The following steps should be conducted using aseptic technique. Care should be taken to ensure that pipet tips, tubes, solutions and deionized water are sterilized prior to use.
1. Thaw a tube of K. lactis YCT390 Competent Cells on ice. Add 620 µl NEB Yeast Transformation Reagent to the cells. Briefly shake or invert the tube until the solution is homogeneous. Do not vortex.
2. Add 1 µg of linearized pKLAC2 DNA containing the gene of interest to the cell mixture. Briefly shake or invert the tube to mix.
Do not vortex. The total volume of transforming DNA should not exceed 15 µl.
3. Incubate the mixture at 30°C for 30 minutes.
4. Heat shock the cell mixture by incubation at 37°C for 1 hour in a water bath.
5. Pellet cells by microcentrifugation at ~7000 r.p.m for 2 minutes and discard the supernatant.
6. Resuspend the cell pellet in 1 ml sterile YPGlu medium (see Media & Solutions).
7. Pellet cells by microcentrifugation at ~7000 r.p.m for 2 minutes and discard the supernatant.
8. Resuspend the cell pellet in 1 ml YPGlu medium (see Media & Solutions) and transfer the cell mixture to a sterile culture tube. Incubate with shaking (250–300 r.p.m.) at 30°C for 3–4 hours.
Incubations shorter than 3 hours are not recommended due to a decline in transformation efficiency.
9. Transfer the cell mixture to a sterile 1.5 ml microcentrifuge tube. Pellet the cells by microcentrifugation at ~7000 r.p.m for 2 minutes and discard the supernatant. Resuspend the cell pellet in 1 ml sterile 1X PBS (see Media & Solutions).
10. Remove 10, 50 and 100 µl of the cell suspension to separate fresh sterile 1.5 ml microcentrifuge tubes each containing 50 µl of sterile deionized water. Mix briefly and spread the entire cell mixture from each tube onto separate YCB Agar Medium plates containing 5 mM acetamide (see Media & Solutions). Incubate plates inverted at 30°C for 3–4 days until colonies form.
11. Streak or patch 10–20 individual colonies onto fresh YCB Agar Medium plates containing 5 mM acetamide. Incubate at 30°C for 1–2 days.
Patches of approximately 1.0 cm2 are recommended. Plates containing patched cells may be stored at 4°C for up to 3 days prior to performing whole-cell PCR (optional steps 12, 13).
12. [OPTIONAL] Transformants can be tested to verify that they have correctly integrated the expression fragment.
13. [OPTIONAL] Correctly integrated transformants can be further screened to identify cells that have integrated multiple tandem copies of the expression fragment.

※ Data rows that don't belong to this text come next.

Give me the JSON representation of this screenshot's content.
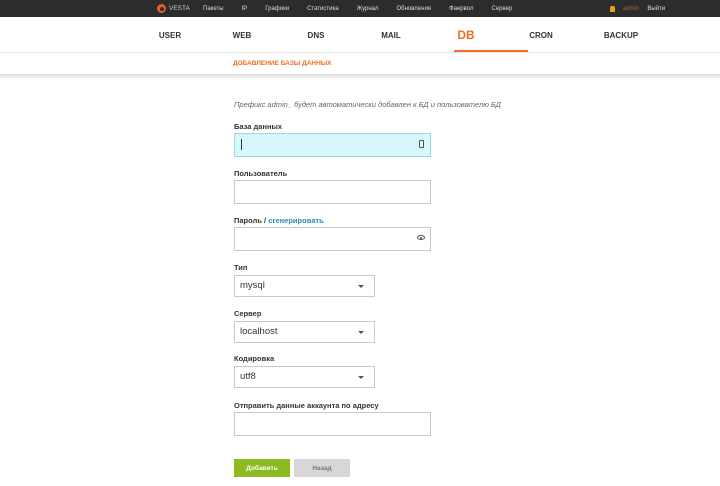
{
  "topbar": {
    "logo": "VESTA",
    "menu": [
      "Пакеты",
      "IP",
      "Графики",
      "Статистика",
      "Журнал",
      "Обновления",
      "Фаервол",
      "Сервер"
    ],
    "user": "admin",
    "logout": "Выйти"
  },
  "nav": {
    "items": [
      "USER",
      "WEB",
      "DNS",
      "MAIL",
      "DB",
      "CRON",
      "BACKUP"
    ],
    "active": "DB"
  },
  "breadcrumb": "ДОБАВЛЕНИЕ БАЗЫ ДАННЫХ",
  "form": {
    "hint": "Префикс admin_ будет автоматически добавлен к БД и пользователю БД",
    "database_label": "База данных",
    "database_value": "",
    "user_label": "Пользователь",
    "user_value": "",
    "password_label": "Пароль /",
    "password_generate": "сгенерировать",
    "password_value": "",
    "type_label": "Тип",
    "type_value": "mysql",
    "server_label": "Сервер",
    "server_value": "localhost",
    "charset_label": "Кодировка",
    "charset_value": "utf8",
    "email_label": "Отправить данные аккаунта по адресу",
    "email_value": ""
  },
  "buttons": {
    "add": "Добавить",
    "back": "Назад"
  },
  "colors": {
    "accent": "#f26d1f",
    "link": "#2b8db3",
    "add_button": "#8cba21",
    "focus_field": "#d6f8fc"
  }
}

Quality Control for Current Lot
Quality control values for a specific lot can be found on the datacard which accompanies each product.
One microgram of linearized pKLAC1-malE was used to transform one tube of K. lactis YCT390 Competent Cells following the protocol provided. Greater than 1 x 104 colonies formed after a 3 day incubation at 30°C. Use of cells beyond the expiration date may result in lower transformation efficiency.
One tube of competent cells and 100 µl NEB Yeast Transformation Reagent were spread onto individual YCB Agar Medium plates containing 5 mM acetamide and incubated at 30°C for 3 days. No bacterial or fungal growth was detected.
Notice to Buyer/User: K. lactis Competent Cells are a component of an expression system that was developed from basic research at New England Biolabs and DSM Biologics Company B.V. The buyer and user has a non-exclusive sublicense to use this system or any component thereof, including the K. lactis GG799, YCT284, YCT569, YCT389, YCT390 and YCT598 Competent Cells, for RESEARCH PURPOSES ONLY. A license to use this system for manufacture of clinical grade material or commercial purposes is available from New England Biolabs, Inc., or DSM Biologics Company B.V.